In Watkins v. Brizendine, 111 Ga. 458 (36 S. E. 807), it was held that “A motion to reinstate a case, made after the expiration of the term at which the order of dismissal was entered, stands, as to excuses for delay, upon the same footing as an extraordinary motion for a new trial. There being ... no sufficient excuse for failing to make the motion to reinstate at an earlier term than that [at] which it was filed, the court erred in sustaining it.” See also, to the same effect, Austin v. Markham, 44 Ga. 161. Under these decisions it is apparent that if the case now under consideration had been dismissed in term time by an order of the court, the motion for a reinstatement was made too late. It is contended, however, by counsel for the plaintiff in error that this ruling is not applicable where the suit was dismissed in vacation.

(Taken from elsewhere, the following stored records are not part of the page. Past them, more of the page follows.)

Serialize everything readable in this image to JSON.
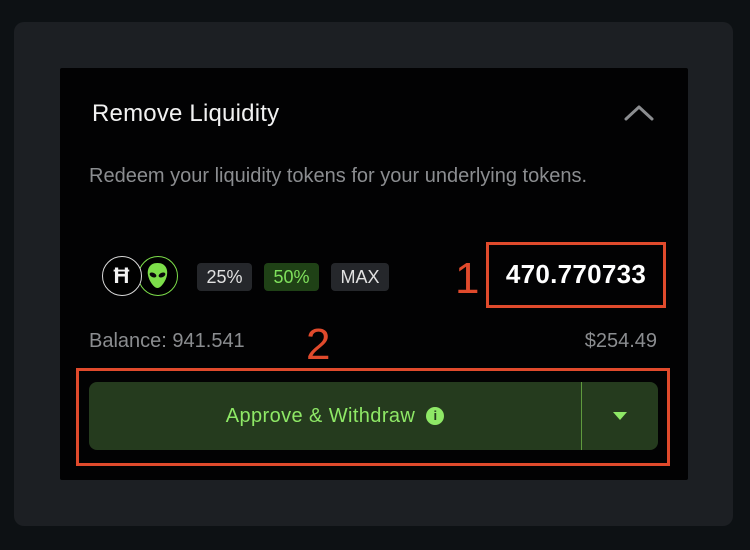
{
  "panel": {
    "title": "Remove Liquidity",
    "description": "Redeem your liquidity tokens for your underlying tokens."
  },
  "tokens": [
    {
      "symbol_letter": "Ħ",
      "icon": "hbar-token-icon",
      "ring_color": "#d9d9d9"
    },
    {
      "icon": "alien-token-icon",
      "ring_color": "#7dde4a"
    }
  ],
  "percent_options": [
    {
      "label": "25%",
      "selected": false
    },
    {
      "label": "50%",
      "selected": true
    },
    {
      "label": "MAX",
      "selected": false
    }
  ],
  "amount_value": "470.770733",
  "balance_text": "Balance: 941.541",
  "usd_value": "$254.49",
  "action": {
    "label": "Approve & Withdraw",
    "info_glyph": "i",
    "dropdown_icon": "caret-down-icon"
  },
  "annotations": [
    {
      "label": "1"
    },
    {
      "label": "2"
    }
  ],
  "colors": {
    "accent_green": "#8ee866",
    "button_bg": "#253b1e",
    "annotation_red": "#e04a2c"
  }
}
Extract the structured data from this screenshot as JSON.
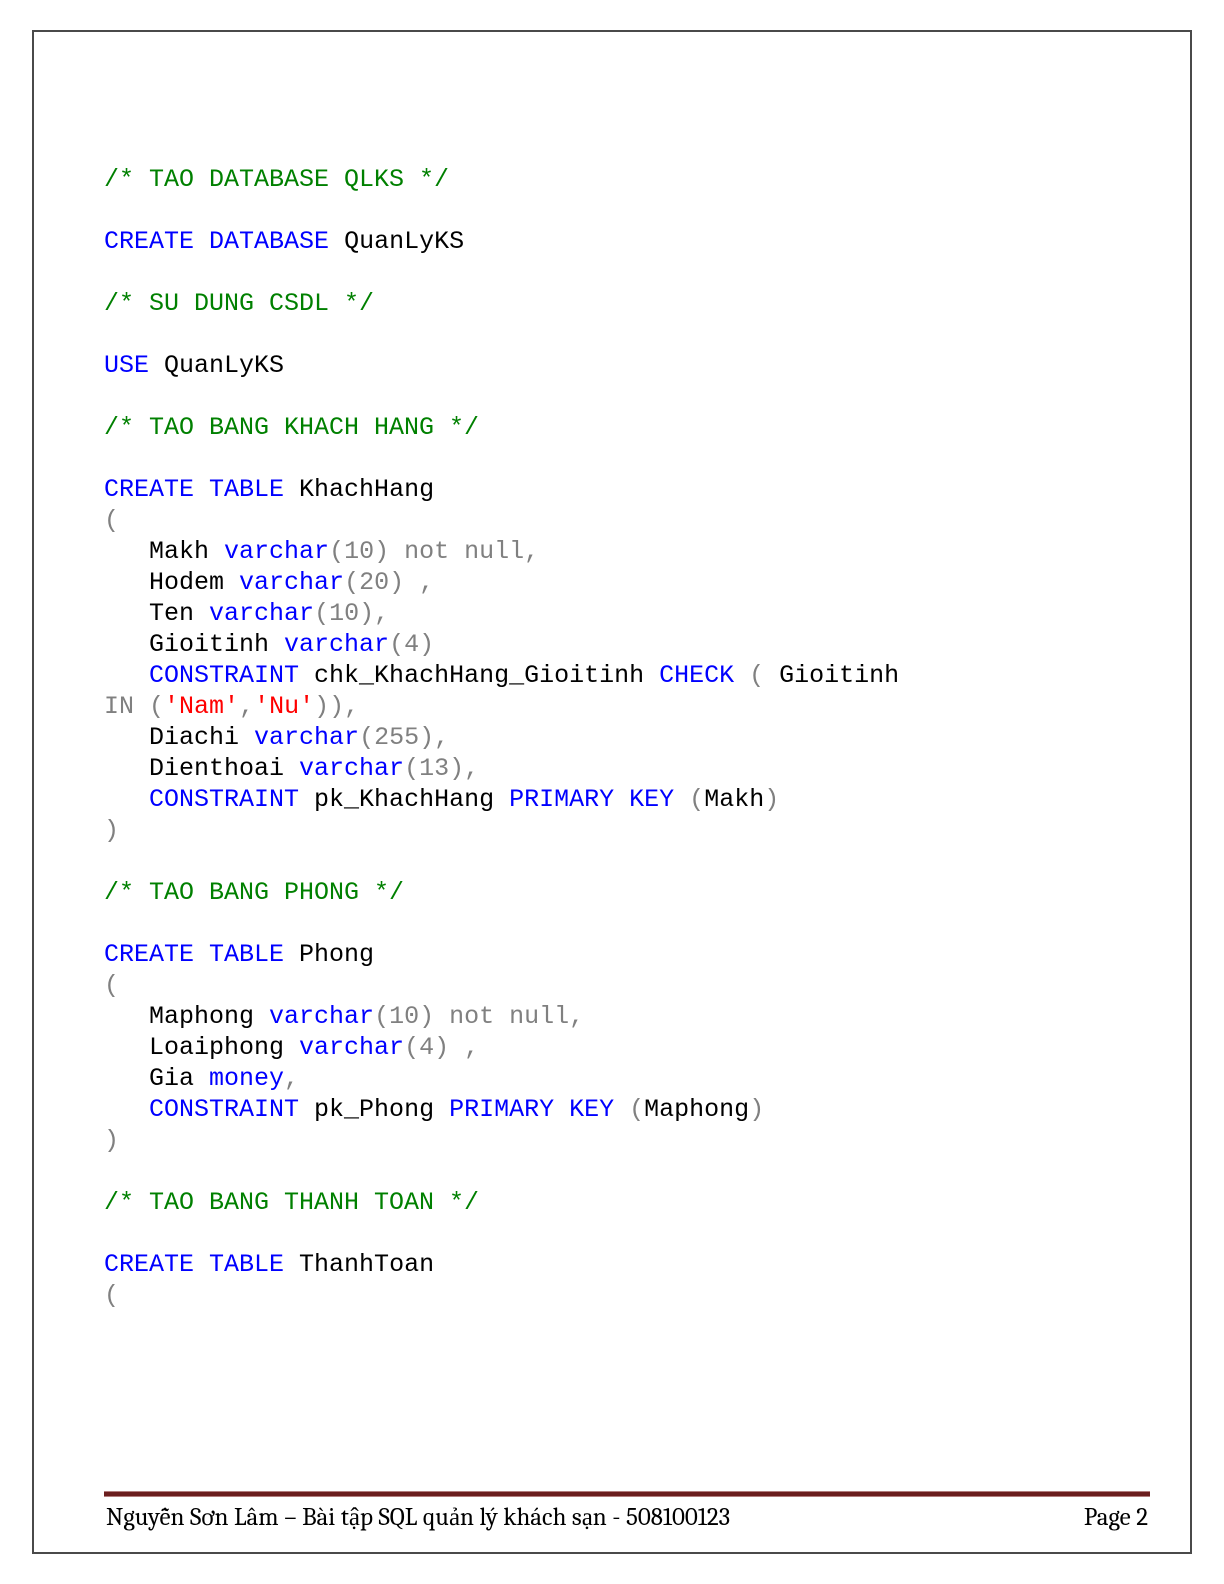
{
  "footer": {
    "left": "Nguyễn Sơn Lâm – Bài tập SQL quản lý khách sạn - 508100123",
    "right": "Page 2"
  },
  "code": {
    "l01": "/* TAO DATABASE QLKS */",
    "l02a": "CREATE",
    "l02b": "DATABASE",
    "l02c": " QuanLyKS",
    "l03": "/* SU DUNG CSDL */",
    "l04a": "USE",
    "l04b": " QuanLyKS",
    "l05": "/* TAO BANG KHACH HANG */",
    "l06a": "CREATE",
    "l06b": "TABLE",
    "l06c": " KhachHang",
    "l07": "(",
    "l08a": "   Makh ",
    "l08b": "varchar",
    "l08c": "(",
    "l08d": "10",
    "l08e": ")",
    "l08f": "not",
    "l08g": "null,",
    "l09a": "   Hodem ",
    "l09b": "varchar",
    "l09c": "(",
    "l09d": "20",
    "l09e": ")",
    "l09f": ",",
    "l10a": "   Ten ",
    "l10b": "varchar",
    "l10c": "(",
    "l10d": "10",
    "l10e": "),",
    "l11a": "   Gioitinh ",
    "l11b": "varchar",
    "l11c": "(",
    "l11d": "4",
    "l11e": ")",
    "l12a": "CONSTRAINT",
    "l12b": " chk_KhachHang_Gioitinh ",
    "l12c": "CHECK",
    "l12d": "(",
    "l12e": " Gioitinh",
    "l13a": "IN",
    "l13b": "(",
    "l13c": "'Nam'",
    "l13d": ",",
    "l13e": "'Nu'",
    "l13f": ")),",
    "l14a": "   Diachi ",
    "l14b": "varchar",
    "l14c": "(",
    "l14d": "255",
    "l14e": "),",
    "l15a": "   Dienthoai ",
    "l15b": "varchar",
    "l15c": "(",
    "l15d": "13",
    "l15e": "),",
    "l16a": "CONSTRAINT",
    "l16b": " pk_KhachHang ",
    "l16c": "PRIMARY",
    "l16d": "KEY",
    "l16e": "(",
    "l16f": "Makh",
    "l16g": ")",
    "l17": ")",
    "l18": "/* TAO BANG PHONG */",
    "l19a": "CREATE",
    "l19b": "TABLE",
    "l19c": " Phong",
    "l20": "(",
    "l21a": "   Maphong ",
    "l21b": "varchar",
    "l21c": "(",
    "l21d": "10",
    "l21e": ")",
    "l21f": "not",
    "l21g": "null,",
    "l22a": "   Loaiphong ",
    "l22b": "varchar",
    "l22c": "(",
    "l22d": "4",
    "l22e": ")",
    "l22f": ",",
    "l23a": "   Gia ",
    "l23b": "money",
    "l23c": ",",
    "l24a": "CONSTRAINT",
    "l24b": " pk_Phong ",
    "l24c": "PRIMARY",
    "l24d": "KEY",
    "l24e": "(",
    "l24f": "Maphong",
    "l24g": ")",
    "l25": ")",
    "l26": "/* TAO BANG THANH TOAN */",
    "l27a": "CREATE",
    "l27b": "TABLE",
    "l27c": " ThanhToan",
    "l28": "("
  }
}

We, however, see no reason why the principle underlying it should not be applied to such a case; and, when so applied, it seems clear *233to us that where the case has been dismissed in. vacation, the motion for reinstatement should be made before the expiration of the next term of the court, and a movant failing to do so should present some good excuse for such delay.

In our judgment no sufficient reason was shown for the plaintiff’s delay in filing the motion to reinstate the case, and the judge who passed upon the motion did not err in overruling it.

Judgment affirmed.

Jenldns and Bloodworth, JJ., concur.